A wy za kogo mnie uważacie? Odpowiedział Mu Piotr: Ty jesteś Mesjasz. Wtedy surowo im przykazał, żeby nikomu o Nim nie mówili. I zaczął ich pouczać, że Syn Człowieczy musi wiele cierpieć, że będzie odrzucony przez starszych, arcykapłanów i uczonych w Piśmie; że będzie zabity, ale po trzech dniach zmartwychwstanie. A mówił zupełnie otwarcie te słowa. Wtedy Piotr wziął Go na bok i zaczął Go upominać. Lecz On obrócił się i patrząc na swych uczniów, zgromił Piotra słowami: Zejdź Mi z oczu, szatanie, bo nie myślisz o tym, co Boże, ale o tym, co ludzkie.


         Pytanie było jedno, ale odpowiedzi wiele... Dzisiejsza Jezusowa katecheza pokazuje
jasno to, jak łatwo jest zrelacjonować czyjeś stanowiska; jak stosunkowo łatwo jest
mówić o wierze innych ludzi; przeprowadzić jakiś religijny ranking... Ale to, za kogo ja
sam uważam Jezusa Chrystusa nie jest już takie proste, a w każdym razie nie zawsze do
końca!
         Z pewnością, mogę dać i w istocie daję wiele odpowiedzi na to jedno
pytanie: „Jezus jest moim Przyjacielem”, „Jezus jest moim Panem”, „Jezus jest moim
Zbawicielem”. Zauważam przy tym, że łatwo jest mówić, kim jest dla mnie Jezus, ale
jakże trudno przyjąć Jego naukę w pełni, ze wszystkimi jej konsekwencjami.
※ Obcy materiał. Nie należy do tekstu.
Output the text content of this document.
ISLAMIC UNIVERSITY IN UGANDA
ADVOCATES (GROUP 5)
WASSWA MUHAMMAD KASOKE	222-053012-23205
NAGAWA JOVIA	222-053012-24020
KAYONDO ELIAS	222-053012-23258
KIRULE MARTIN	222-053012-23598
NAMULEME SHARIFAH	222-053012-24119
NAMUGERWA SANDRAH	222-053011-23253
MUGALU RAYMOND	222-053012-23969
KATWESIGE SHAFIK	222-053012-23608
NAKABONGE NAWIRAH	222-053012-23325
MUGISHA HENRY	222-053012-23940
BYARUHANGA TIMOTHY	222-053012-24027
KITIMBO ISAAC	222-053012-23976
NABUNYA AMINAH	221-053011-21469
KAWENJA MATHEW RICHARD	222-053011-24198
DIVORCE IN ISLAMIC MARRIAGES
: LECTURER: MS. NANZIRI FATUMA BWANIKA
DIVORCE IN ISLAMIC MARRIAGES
Wydawać by się mogło, że Piotr znał Jezusa, a jednak w końcu usłyszał przykre
słowa. Jezus ostrzega dzisiaj i mnie przed niebezpieczeństwem kształtowania Go na
swój wzór i podobieństwo. Chrystusa muszę uczyć się wciąż na nowo przeżywać,
odkrywać, a Jego naukę przyjmować w całości – w tym, co łatwe i w tym, co
nieskończenie trudne.
          Kim zatem jest mnie Jezus Chrystus? Jakie jest Jego miejsce w moim życiu? Czy
przyjmuję Jego naukę w pełni? Jeśli nie, to warto mi się zastanowić nad tym, co mnie
ogranicza, aby w pełni uwierzyć i tą wiarą na co dzień żyć?